Professor Wallace-Hadrill said the decision to open the restored site to the public had been made possible by conservation work funded by the Packard Humanities Institute, the Campania region and the EU.
The villa, which had suffered from neglect over the years because of the sporadic and interrupted excavations, will be open to visitors by arrangement in groups of 25 on weekend mornings so that people can see for themselves what has been done and what remains to be done.
The villa, which belonged to Lucius Calpurnius Piso, the father-in-law of Julius Caesar, once occupied an area of 30,000sq ft overlooking the sea near Naples. Considered one of the most magnificent villas of the Roman world, it was “recreated” in the 1970s in California by Paul Getty, whose art museum at Malibu is a replica of how the villa is thought to have looked.
Like Pompeii nearby, the villa was overwhelmed when Mount Vesuvius erupted in AD79. Whereas Pompeii was preserved under layers of ash however, and therefore easier to excavate, the Villa of the Papyri is buried in solid volcanic rock formed by the solidified mud which rolled over it. The villa was first discovered in the 18th century by tunnellers exploring a well shaft. More of it came to light a decade ago when modern archaeologists drove a crater 100ft deep into the rock.
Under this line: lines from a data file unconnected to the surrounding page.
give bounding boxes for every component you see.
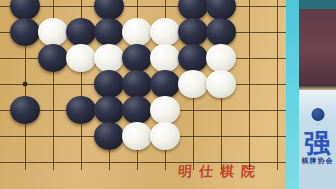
white-stone xyxy=(66,44,96,72)
board-brand-text: 明仕棋院 xyxy=(149,163,290,181)
black-stone xyxy=(10,18,40,46)
black-stone xyxy=(94,18,124,46)
black-stone xyxy=(178,44,208,72)
white-stone xyxy=(94,44,124,72)
grid-line-vertical xyxy=(249,0,250,170)
black-stone xyxy=(66,96,96,124)
black-stone xyxy=(206,18,236,46)
white-stone xyxy=(122,18,152,46)
signage-content: ··· 强 棋牌协会 xyxy=(299,0,336,189)
black-stone xyxy=(150,70,180,98)
star-point xyxy=(23,82,28,87)
black-stone xyxy=(206,0,236,20)
black-stone xyxy=(178,0,208,20)
white-stone xyxy=(150,18,180,46)
signage-top-strip xyxy=(299,0,336,9)
black-stone xyxy=(122,44,152,72)
black-stone xyxy=(178,18,208,46)
white-stone xyxy=(206,70,236,98)
black-stone xyxy=(94,96,124,124)
video-frame: 明仕棋院 ··· 强 棋牌协会 xyxy=(0,0,336,189)
white-stone xyxy=(206,44,236,72)
black-stone xyxy=(122,70,152,98)
black-stone xyxy=(122,96,152,124)
blue-sign: ··· 强 棋牌协会 xyxy=(299,90,336,189)
right-signage-panel: ··· 强 棋牌协会 xyxy=(286,0,336,189)
white-stone xyxy=(38,18,68,46)
sign-small-text: 棋牌协会 xyxy=(299,156,336,166)
black-stone xyxy=(94,70,124,98)
white-stone xyxy=(150,44,180,72)
white-stone xyxy=(122,122,152,150)
grid-line-vertical xyxy=(277,0,278,170)
black-stone xyxy=(38,44,68,72)
white-stone xyxy=(178,70,208,98)
black-stone xyxy=(10,0,40,20)
black-stone xyxy=(10,96,40,124)
black-stone xyxy=(66,18,96,46)
cyan-frame-strip xyxy=(286,0,299,189)
black-stone xyxy=(94,0,124,20)
black-stone xyxy=(94,122,124,150)
grid-line-horizontal xyxy=(0,6,290,7)
association-logo-icon xyxy=(311,108,324,121)
white-stone xyxy=(150,122,180,150)
maroon-cabinet-block xyxy=(299,9,336,85)
grid-line-horizontal xyxy=(0,162,290,163)
white-stone xyxy=(150,96,180,124)
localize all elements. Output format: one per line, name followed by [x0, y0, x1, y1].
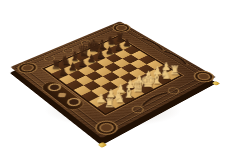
brass-foot [98, 142, 108, 148]
carved-rosette [16, 61, 40, 74]
piece-black-pawn[interactable]: ♟ [113, 41, 122, 51]
scroll-center [58, 93, 66, 98]
piece-black-pawn[interactable]: ♟ [77, 57, 86, 67]
piece-black-pawn[interactable]: ♟ [68, 61, 77, 71]
piece-white-rook[interactable]: ♜ [104, 97, 115, 109]
product-photo: ♜♞♝♛♚♝♞♜♟♟♟♟♟♟♟♟♟♟♟♟♟♟♟♟♜♞♝♛♚♝♞♜ [0, 0, 240, 150]
piece-black-pawn[interactable]: ♟ [87, 53, 96, 63]
piece-black-pawn[interactable]: ♟ [105, 45, 114, 55]
brass-foot [212, 81, 221, 86]
square-b4[interactable] [84, 81, 101, 91]
square-a5[interactable] [66, 80, 83, 90]
scroll-curl [45, 82, 64, 93]
piece-black-pawn[interactable]: ♟ [122, 37, 131, 47]
scroll-curl [64, 96, 83, 108]
square-e4[interactable] [112, 68, 129, 77]
piece-black-pawn[interactable]: ♟ [58, 65, 68, 76]
piece-black-pawn[interactable]: ♟ [96, 49, 105, 59]
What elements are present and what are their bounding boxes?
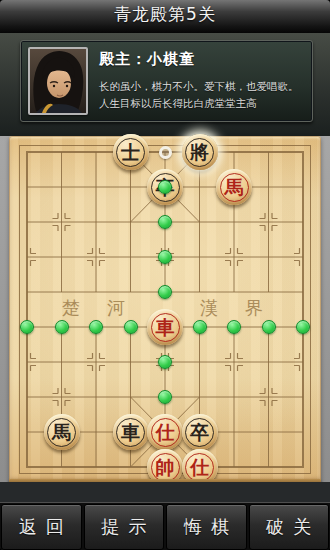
last-move-origin-marker	[159, 146, 172, 159]
opponent-description-line1: 长的虽小，棋力不小。爱下棋，也爱唱歌。	[99, 78, 307, 95]
move-dot[interactable]	[262, 320, 276, 334]
move-dot[interactable]	[124, 320, 138, 334]
opponent-avatar	[28, 47, 88, 115]
move-dot[interactable]	[158, 215, 172, 229]
toolbar: 返回 提示 悔棋 破关	[0, 502, 330, 550]
piece-black-horse[interactable]: 馬	[44, 414, 80, 450]
piece-black-advisor[interactable]: 士	[113, 134, 149, 170]
capture-dot[interactable]	[158, 180, 172, 194]
move-dot[interactable]	[20, 320, 34, 334]
move-dot[interactable]	[158, 390, 172, 404]
opponent-description: 长的虽小，棋力不小。爱下棋，也爱唱歌。 人生目标以后长得比白虎堂堂主高	[99, 78, 307, 112]
move-dot[interactable]	[158, 355, 172, 369]
level-title: 青龙殿第5关	[114, 3, 216, 31]
piece-character: 馬	[216, 169, 252, 205]
app-screen: 青龙殿第5关	[0, 0, 330, 550]
bottom-gap	[0, 482, 330, 502]
piece-character: 將	[182, 134, 218, 170]
hint-button[interactable]: 提示	[84, 504, 165, 550]
move-dot[interactable]	[296, 320, 310, 334]
opponent-name: 殿主：小棋童	[99, 50, 195, 69]
river-label-left: 楚河	[62, 297, 152, 318]
board-section: 楚河 漢界 士將卒馬車馬車仕卒帥仕	[0, 136, 330, 482]
opponent-description-line2: 人生目标以后长得比白虎堂堂主高	[99, 95, 307, 112]
piece-black-soldier[interactable]: 卒	[182, 414, 218, 450]
piece-character: 仕	[182, 449, 218, 485]
piece-character: 馬	[44, 414, 80, 450]
top-bar: 青龙殿第5关	[0, 0, 330, 34]
piece-red-chariot[interactable]: 車	[147, 309, 183, 345]
move-dot[interactable]	[158, 285, 172, 299]
move-dot[interactable]	[227, 320, 241, 334]
opponent-section: 殿主：小棋童 长的虽小，棋力不小。爱下棋，也爱唱歌。 人生目标以后长得比白虎堂堂…	[0, 33, 330, 136]
move-dot[interactable]	[193, 320, 207, 334]
xiangqi-board[interactable]: 楚河 漢界 士將卒馬車馬車仕卒帥仕	[9, 136, 321, 482]
move-dot[interactable]	[158, 250, 172, 264]
river-label-right: 漢界	[200, 297, 290, 318]
piece-character: 帥	[147, 449, 183, 485]
piece-red-advisor[interactable]: 仕	[147, 414, 183, 450]
piece-character: 卒	[182, 414, 218, 450]
avatar-illustration	[30, 49, 86, 113]
move-dot[interactable]	[89, 320, 103, 334]
opponent-panel: 殿主：小棋童 长的虽小，棋力不小。爱下棋，也爱唱歌。 人生目标以后长得比白虎堂堂…	[20, 40, 313, 122]
back-button[interactable]: 返回	[1, 504, 82, 550]
piece-black-general[interactable]: 將	[182, 134, 218, 170]
piece-character: 仕	[147, 414, 183, 450]
undo-button[interactable]: 悔棋	[166, 504, 247, 550]
piece-red-general[interactable]: 帥	[147, 449, 183, 485]
piece-red-advisor[interactable]: 仕	[182, 449, 218, 485]
piece-red-horse[interactable]: 馬	[216, 169, 252, 205]
move-dot[interactable]	[55, 320, 69, 334]
piece-character: 士	[113, 134, 149, 170]
solve-button[interactable]: 破关	[249, 504, 330, 550]
piece-character: 車	[113, 414, 149, 450]
piece-character: 車	[147, 309, 183, 345]
piece-black-chariot[interactable]: 車	[113, 414, 149, 450]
The crater, however, is vulnerable to flooding, and scholars disagree over the high cost and feasibility of digging through the rock in seach of a treasure which may or may not be there. The difficulties are compounded by the fact that much of the villa now lies beneath modern housing.
Nearly 2,000 scrolls have been found since the first dig in 1752, and most have been painstakingly unrolled. They have proved, however, to consist largely of the works of the Greek Epicurean philosopher Philodemus, who lived at Piso’s seaside villa and enjoyed his patronage.
Last year a group of British and American classical experts led by Professor Robert Flower, HO Wills Professor of Greek at the University of Bristol, appealed in a letter to The Times for the excavations to be resumed so that lost works by Virgil, Horace and others could be retrieved.
They were supported by the Prince of Wales when he visited Herculaneum last November during a tour of Italy. The Prince, however, also acknowledged the problematic nature of the site and the need for conservation as well as excavation.